I can't remember much about our text message conversation. We were both so busy trying to figure out this unique situation of motherhood, trying to figure out how to care for a baby who was born to die.
Gabriel lived for ten precious days, the ten most exhausting days of my life. Without having been there, you can't imagine what it's like to know that your child's life is so very fragile, destined to be so very short, that he or she could leave you any minute, any day. My sweet little boy died at ten days old, having trampled on the odds given to us when he was diagnosed.
But on the other side of the country, Pearce Cheyenne Harp was living and thriving and causing doctors to throw their hands up without answers, the faithful to be renewed with inspiration, and the skeptical to shake their heads in wonder. Pearce celebrated a very special first birthday. . . And then a very special second birthday.
Anencephaly mommies like myself, and those who had their babies even longer, or even shorter, and those expecting their babies soon, looked to Roxi and Pearce with vicarious hope. None of us know how much time we might get. We choose to give our babies life because we don't believe for a minute that life is a choice, but a gift. It is not for us to take. Life is God's for us to place our trust in, and we do place our trust in Him. We trust Him knowing our mother's hearts will be pierced with a sword leaving a wound unlike any other - The wound of the loss of a child. We suffer the ache because we love more than we hurt and we know more than most what a blessing every breath and every moment are.
Somewhere along the line, as we watched Roxi and Pearce live and love we also witnessed the transformation of Roxi, who went from a mother who expected her child to die, to a warrior who knew her daughter would not live forever, but would not let her go without dignity, respect, and a fight. No one would treat her daughter like a lost cause. No one would treat Pearce like she was already gone. Because she was here. She was here, against all odds, for two years and ten months. In two years and ten months a little girl who couldn't walk and couldn't talk changed the way so many see life, love, and motherhood.
When Roxi asked for prayers for Pearce's relief from suffering, I knew what kind of strength that took. I know how hard it is to know that the best thing, the only thing left for you to do for your child is to let them go. I know what it's like to ask your own child to let go of your hand, and take Jesus' hand instead. My heart ached with the memory of letting my own baby boy go as I joined Roxi and Casey and Jim and the family and the world in this prayer.
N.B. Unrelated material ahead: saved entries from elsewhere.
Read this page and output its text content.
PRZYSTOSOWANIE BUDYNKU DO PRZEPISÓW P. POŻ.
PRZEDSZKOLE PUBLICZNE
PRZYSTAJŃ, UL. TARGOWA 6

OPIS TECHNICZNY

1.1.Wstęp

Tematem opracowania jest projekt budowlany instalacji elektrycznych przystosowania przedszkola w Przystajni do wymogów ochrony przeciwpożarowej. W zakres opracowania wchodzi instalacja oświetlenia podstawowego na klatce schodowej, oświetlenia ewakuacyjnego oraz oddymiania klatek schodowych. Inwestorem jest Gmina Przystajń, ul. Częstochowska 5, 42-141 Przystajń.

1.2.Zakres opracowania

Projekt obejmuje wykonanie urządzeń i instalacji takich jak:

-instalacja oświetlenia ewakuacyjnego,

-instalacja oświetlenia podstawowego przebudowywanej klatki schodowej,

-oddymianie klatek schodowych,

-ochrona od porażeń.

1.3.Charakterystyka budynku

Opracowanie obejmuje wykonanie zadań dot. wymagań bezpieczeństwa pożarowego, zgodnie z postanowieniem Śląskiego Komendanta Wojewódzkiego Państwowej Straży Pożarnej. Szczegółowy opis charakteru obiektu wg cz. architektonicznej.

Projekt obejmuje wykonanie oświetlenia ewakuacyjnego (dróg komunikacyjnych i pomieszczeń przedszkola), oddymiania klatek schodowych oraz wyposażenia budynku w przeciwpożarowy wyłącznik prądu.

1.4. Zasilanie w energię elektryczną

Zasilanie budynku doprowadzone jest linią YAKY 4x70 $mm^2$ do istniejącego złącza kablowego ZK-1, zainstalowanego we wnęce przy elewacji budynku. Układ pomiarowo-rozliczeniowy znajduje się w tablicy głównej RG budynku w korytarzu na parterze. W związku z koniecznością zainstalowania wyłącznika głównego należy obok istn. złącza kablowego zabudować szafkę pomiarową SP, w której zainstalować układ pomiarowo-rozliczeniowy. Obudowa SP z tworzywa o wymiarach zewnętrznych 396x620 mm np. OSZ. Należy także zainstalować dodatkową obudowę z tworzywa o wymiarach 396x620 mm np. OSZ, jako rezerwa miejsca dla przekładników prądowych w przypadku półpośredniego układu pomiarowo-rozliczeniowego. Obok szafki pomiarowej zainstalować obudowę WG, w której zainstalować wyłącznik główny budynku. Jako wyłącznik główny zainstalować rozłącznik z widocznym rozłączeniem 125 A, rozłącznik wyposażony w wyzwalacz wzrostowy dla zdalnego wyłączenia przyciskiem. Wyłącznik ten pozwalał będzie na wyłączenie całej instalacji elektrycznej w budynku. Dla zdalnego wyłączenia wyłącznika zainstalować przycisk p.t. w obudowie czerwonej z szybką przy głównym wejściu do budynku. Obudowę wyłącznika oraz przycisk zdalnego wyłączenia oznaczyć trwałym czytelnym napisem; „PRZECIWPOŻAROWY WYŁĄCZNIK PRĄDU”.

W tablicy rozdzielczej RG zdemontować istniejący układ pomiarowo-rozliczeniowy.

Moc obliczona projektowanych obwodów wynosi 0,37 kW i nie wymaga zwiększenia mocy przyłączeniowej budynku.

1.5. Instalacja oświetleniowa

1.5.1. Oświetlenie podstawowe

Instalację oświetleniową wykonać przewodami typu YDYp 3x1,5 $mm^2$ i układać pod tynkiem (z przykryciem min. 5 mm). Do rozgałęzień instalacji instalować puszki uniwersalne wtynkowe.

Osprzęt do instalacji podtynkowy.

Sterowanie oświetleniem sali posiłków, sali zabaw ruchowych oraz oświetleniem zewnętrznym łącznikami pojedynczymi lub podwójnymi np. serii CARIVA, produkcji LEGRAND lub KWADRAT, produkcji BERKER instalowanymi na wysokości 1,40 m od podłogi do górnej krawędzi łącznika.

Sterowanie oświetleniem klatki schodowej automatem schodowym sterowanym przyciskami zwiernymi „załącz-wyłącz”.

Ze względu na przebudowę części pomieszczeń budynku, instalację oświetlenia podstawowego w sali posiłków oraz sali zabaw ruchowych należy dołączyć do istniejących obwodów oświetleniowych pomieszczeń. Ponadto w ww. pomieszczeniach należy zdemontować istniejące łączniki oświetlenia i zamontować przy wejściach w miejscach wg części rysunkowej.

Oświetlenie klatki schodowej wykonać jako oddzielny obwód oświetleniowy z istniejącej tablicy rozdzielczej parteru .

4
On December 10, 2013 when I woke up and learned the news, that Pearce had passed after surviving exactly 2 years and ten months with anencephaly, the tears flowed knowing the pain that a family was experiencing somewhere in North Carolina. But even as I cried, my heart throbbed with gratitude for this woman and this child who by their example changed hearts and minds, and saved lives. How many women have decided to continue their pregnancy after hearing Pearce's story? How many minds have been changed to recognize the value of every life, no matter how short, no matter how small? We'll never know on this earth, but we know that this earth is a different place because Pearce Cheyenne Harp was in it for two years and ten months.
A sword has indeed Pearced Roxi's heart. She will never be the same. But I know that this precious ache she is experiencing is one she would never want to live without. That child has left an imprint on this world that will survive long after each of us are gone. I know that Roxi would never again want to live in a world that hadn't been pierced by Baby Pearce.